Post # 1
My very good friend is about to make a huge mistake.
She has been “dating” a guy she met online for about 8 months. He is emotionally and physically unavailable. He never invites her out, never accepts invitations to meet her family, doesn’t tell her where he lives..etc. He keeps her on the hook by calling her “babe” and visiting her whenever HE wants. Makes plans/breaks them, etc…
Well guess what. He is now telling her that he is “suddenly” going into foreclosure and that he and his grandmother are going to be out on the street. He needs $7000. And she’s contemplating giving it to him!!!!!!!!!!!!!!!!!!
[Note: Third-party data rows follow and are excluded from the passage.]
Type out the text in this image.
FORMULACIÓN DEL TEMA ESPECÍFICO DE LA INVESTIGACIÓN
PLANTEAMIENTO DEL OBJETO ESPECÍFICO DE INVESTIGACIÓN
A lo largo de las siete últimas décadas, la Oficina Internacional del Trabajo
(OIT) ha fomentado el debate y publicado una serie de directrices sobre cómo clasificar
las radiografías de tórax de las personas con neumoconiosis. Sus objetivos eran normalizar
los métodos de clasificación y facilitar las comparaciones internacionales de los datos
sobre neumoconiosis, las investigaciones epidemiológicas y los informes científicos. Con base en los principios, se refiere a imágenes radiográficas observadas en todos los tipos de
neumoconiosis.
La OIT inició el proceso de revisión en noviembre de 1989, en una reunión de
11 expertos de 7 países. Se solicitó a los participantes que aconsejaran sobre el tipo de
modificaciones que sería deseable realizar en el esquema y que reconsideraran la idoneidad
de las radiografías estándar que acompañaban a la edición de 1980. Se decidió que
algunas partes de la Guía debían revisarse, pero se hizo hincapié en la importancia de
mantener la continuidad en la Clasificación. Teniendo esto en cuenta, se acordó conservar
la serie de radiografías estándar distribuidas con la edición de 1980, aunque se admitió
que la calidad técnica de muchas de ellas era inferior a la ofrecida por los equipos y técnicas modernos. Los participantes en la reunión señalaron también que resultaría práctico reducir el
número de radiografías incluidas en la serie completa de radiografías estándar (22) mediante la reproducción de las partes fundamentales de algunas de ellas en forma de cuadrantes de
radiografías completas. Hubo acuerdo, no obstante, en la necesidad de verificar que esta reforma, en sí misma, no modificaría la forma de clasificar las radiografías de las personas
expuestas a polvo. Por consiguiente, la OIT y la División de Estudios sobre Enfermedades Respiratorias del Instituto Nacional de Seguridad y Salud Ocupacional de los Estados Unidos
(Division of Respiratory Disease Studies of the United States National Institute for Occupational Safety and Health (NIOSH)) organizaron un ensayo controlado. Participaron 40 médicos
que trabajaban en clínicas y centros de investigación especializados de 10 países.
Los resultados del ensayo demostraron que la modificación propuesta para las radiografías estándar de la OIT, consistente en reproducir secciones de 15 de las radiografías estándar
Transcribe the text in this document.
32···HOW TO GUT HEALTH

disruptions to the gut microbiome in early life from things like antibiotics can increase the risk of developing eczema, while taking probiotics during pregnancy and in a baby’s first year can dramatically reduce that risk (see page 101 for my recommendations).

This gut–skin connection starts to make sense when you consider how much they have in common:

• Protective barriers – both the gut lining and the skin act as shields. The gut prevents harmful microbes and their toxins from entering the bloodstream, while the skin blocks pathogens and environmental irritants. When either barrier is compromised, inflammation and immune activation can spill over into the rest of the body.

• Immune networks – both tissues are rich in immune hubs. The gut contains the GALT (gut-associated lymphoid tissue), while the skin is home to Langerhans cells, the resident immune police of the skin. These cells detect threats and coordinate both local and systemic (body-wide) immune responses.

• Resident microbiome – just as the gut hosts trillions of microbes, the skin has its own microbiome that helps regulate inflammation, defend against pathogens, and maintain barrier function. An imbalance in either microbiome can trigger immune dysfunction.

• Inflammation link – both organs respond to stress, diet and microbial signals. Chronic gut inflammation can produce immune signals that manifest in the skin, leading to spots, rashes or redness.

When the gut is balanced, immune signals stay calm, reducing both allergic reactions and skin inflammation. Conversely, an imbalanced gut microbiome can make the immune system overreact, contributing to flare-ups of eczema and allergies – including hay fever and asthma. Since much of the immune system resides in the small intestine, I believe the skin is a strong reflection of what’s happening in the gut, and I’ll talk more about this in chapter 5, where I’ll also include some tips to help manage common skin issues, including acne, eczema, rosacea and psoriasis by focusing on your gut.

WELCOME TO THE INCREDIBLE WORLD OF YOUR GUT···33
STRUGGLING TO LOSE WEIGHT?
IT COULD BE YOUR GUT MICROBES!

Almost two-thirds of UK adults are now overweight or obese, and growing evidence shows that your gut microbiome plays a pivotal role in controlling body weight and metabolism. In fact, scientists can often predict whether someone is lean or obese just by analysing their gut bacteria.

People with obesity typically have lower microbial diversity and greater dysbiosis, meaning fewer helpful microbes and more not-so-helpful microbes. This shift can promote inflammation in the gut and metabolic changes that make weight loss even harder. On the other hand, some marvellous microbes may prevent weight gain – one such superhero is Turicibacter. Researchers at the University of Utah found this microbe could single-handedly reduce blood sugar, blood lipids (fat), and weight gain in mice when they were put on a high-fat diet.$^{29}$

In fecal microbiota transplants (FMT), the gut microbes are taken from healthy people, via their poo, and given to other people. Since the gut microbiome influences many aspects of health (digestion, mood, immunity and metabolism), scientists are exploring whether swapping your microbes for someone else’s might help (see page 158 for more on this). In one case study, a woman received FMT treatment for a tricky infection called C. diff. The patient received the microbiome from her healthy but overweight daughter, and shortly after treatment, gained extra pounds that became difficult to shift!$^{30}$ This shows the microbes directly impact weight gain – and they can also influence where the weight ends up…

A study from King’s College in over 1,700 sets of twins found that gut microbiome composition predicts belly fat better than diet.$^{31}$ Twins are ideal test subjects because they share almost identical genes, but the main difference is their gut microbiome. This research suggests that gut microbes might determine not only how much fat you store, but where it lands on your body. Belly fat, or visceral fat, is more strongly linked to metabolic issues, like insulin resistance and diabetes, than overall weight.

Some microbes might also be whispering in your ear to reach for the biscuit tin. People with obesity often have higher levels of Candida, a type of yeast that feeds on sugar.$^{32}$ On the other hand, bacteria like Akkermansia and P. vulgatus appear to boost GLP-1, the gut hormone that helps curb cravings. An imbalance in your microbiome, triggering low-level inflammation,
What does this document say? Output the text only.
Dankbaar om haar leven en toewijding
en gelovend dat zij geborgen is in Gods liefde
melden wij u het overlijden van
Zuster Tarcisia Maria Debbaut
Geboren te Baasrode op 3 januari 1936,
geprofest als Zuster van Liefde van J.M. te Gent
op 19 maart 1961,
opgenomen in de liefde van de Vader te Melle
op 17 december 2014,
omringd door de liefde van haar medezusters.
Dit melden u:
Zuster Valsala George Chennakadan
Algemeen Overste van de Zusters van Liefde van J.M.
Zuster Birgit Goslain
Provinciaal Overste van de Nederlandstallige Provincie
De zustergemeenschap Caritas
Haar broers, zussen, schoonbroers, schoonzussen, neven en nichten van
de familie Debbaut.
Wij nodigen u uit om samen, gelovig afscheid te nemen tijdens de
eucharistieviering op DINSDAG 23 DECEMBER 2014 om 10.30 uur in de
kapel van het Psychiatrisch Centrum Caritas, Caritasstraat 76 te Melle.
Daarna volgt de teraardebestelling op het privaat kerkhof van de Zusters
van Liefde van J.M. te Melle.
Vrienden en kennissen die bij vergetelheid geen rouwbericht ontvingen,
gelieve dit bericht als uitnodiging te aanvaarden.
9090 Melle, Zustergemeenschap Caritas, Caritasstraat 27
There are so many red flags, much more than I’ve mentioned, but she won’t see them. I’ve tried to reason with her but she is so insecure and has a big heart that she doesn’t listen. I feel like I’m watching a train wreck.
Post # 3
Have you talked with her yet-like the brutally honest, bitch what are you thinking kind of talk?
Post # 4
@Cougar09: Yikes, I don’t think you’ll get through to her. I think you go to the cops or other legal aid. This guy is a con artist for sure. Adding the ‘grandma’ to the homeless part is a nice touch.
It always amazes me that there are people who so easily fall for this type of thing and don’t see the red flags. Usually though, they prey on the elderly. That she’s (I’m assuming) young and probably educated is surprising.
Post # 5
bitch what are you thinking kind of talk – this
Real friends dont need to suger coat shit! You call that women up and say LISTEN… don’t throw away 7gs.
Post # 6
probably not but I would at least try to get her to have him sign something regarding the loan and repayment promise in case she need to take his ass to court, but of course word it not like he’s an ass but just standard action with a large loan for her protection. And that if he refuses, that should be a huge indicator of why she should not lend him a single dime.
Post # 7
Tell her to watch a few sessions of Judge Judy. She will see many women who are so low in self-esteem that they lend money to men. Maybe she will recognize herself in some of their stories.
Post # 8
Hmmm Maybe not that brutal. It’s mostly along the lines of… What are you gonna do once you give it to him and he suddenly disappears, won’t answer your phone calls etc…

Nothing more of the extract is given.